Nobuo Nakagawa est connu à Nihon pour ses élucubrations horrifiques dans les années 50 et 60. Il a en effet adapté quelques kaidan fameux, toujours dans un style particulier. Le Manoir du Chat Fantôme (1958) est un bel exemple de ce mélange folklo-expérimental de Nakagawa. Le Bakeneko, valeur sûre de l'horreur nippone, trouva ainsi une belle adaptation. D'une époque à l'autre, du noir et blanc à la couleur, les apparitions font leur petit effet, sombres, frontales, sanguinolentes ou dansantes, dans un style théâtral et baroque. Autre adaptation d’une histoire incontournable dans la culture japonaise : Histoire de Fantômes Japonais ou Tōkaidō Yotsuya Kaidan (1959). Ce kabuki intemporel (Yotsuya kaidan donc) a connu multiples adaptations dans le cinéma nippon, et celle de Nakagawa a une belle réputation dans le genre. Il faut dire que ses trouvailles esthétiques sont assez mémorables et colorent la rétine. D'ailleurs, si vous voulez voir un jeune Tatsuya Nakadai dans le rôle fou de Lyemon dans un remake, c'est ici: Fantômes Japonais.
En 1960, arrive Jigoku : chant du cygne du studio Shintoho qui a produit la plupart des films d'horreur de Nakagawa a cette période. Le film dépeint une descente aux enfers, au sens propre et figuré. D’abord dans la vie, un accident entame la cascade de malheurs qui s’abattent sur Shirō (Shigeru Amachi très bien dans son rôle de gars un peu paumé). La culpabilité le ronge mais rien ne semble pouvoir le sauver et tout le mène à un destin funeste, accompagné de son "ami" Tamura, un mystérieux personnage (un démon ? une part de lui-même ?). Autour de lui, il y'a une belle panoplie de pécheurs qu’il retrouvera donc dans l’au-delà. Car là est tout l’intérêt du film. Après une fête qui tourne à l’orgie funèbre, nous passons avec Shirō à une visite guidée des Enfers selon les concepts buddhistes. Cette représentation du Jigoku par Nakagawa est sombre, surréaliste, gory, teintée de rouge éclatant, de boue, de folie… L’homme ne peut se soustraire aux punitions divines semble-t-il. L’imagerie assez avant-gardiste de l’horreur et son atmosphère étrange et expérimentale lui ont valu d’être aujourd’hui cité comme un film culte du genre, et on peut aisément en comprendre les raisons. Malgré ses faiblesses dans la narration et son aspect un peu cheap, le côté légèrement abstrait et psychédélique de Jigoku lui confère un certain charme qui marche toujours aujourd’hui.

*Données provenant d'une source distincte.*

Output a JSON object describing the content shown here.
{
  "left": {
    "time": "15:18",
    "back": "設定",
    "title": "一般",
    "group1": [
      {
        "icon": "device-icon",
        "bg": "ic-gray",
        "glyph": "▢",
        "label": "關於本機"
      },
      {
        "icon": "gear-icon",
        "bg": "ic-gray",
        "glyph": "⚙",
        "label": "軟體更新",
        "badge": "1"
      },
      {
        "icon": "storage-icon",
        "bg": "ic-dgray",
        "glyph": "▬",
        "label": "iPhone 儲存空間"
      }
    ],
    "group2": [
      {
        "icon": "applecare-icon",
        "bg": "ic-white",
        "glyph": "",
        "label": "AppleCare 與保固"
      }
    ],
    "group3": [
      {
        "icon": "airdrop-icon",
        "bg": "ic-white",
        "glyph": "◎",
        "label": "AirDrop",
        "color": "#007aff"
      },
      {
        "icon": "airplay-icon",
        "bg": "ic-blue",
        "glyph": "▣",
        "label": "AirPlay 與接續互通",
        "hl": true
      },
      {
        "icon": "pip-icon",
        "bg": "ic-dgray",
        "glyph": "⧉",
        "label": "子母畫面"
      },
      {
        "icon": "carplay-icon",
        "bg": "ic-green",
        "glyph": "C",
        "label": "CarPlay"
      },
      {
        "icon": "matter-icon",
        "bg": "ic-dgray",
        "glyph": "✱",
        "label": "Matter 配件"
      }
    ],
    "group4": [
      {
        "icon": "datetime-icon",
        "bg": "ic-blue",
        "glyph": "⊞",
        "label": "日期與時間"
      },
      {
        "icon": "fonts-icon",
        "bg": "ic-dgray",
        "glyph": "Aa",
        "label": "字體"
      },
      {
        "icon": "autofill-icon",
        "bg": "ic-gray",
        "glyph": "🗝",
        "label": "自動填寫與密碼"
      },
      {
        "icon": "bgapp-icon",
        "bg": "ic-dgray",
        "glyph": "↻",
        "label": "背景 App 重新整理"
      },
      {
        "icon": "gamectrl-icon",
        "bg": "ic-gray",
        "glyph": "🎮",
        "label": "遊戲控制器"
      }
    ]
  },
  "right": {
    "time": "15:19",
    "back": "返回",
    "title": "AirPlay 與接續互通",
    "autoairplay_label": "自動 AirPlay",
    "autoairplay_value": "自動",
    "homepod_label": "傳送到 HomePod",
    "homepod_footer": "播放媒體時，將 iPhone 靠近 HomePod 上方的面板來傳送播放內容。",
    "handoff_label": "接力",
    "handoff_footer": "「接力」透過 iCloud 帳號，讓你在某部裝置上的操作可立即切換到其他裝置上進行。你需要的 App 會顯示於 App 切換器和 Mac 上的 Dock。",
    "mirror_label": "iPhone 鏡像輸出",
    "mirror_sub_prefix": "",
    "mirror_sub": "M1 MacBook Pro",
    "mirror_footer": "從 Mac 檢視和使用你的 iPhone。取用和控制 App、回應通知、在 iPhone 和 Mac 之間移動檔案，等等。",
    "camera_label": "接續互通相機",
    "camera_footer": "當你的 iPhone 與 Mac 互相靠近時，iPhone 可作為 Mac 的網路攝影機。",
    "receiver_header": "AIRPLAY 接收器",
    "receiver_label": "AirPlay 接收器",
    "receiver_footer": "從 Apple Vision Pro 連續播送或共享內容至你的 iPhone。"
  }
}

Un peu plus tard dans la filmographie du cinéaste, Snake Woman’s Curse (1968) explorera encore les cas de conscience dans le kaidan-eiga, cette fois-ci dans une forme un peu plus sobre.
Nobuo Nakagawa, père du cinéma d’horreur japonais, a su marquer son époque par son style original dans un genre pas toujours reconnu. Son Enfer aura au moins traversé les frontières et le temps pour devenir un culte créatif qui a sûrement influencé le genre jusqu’à nos jours.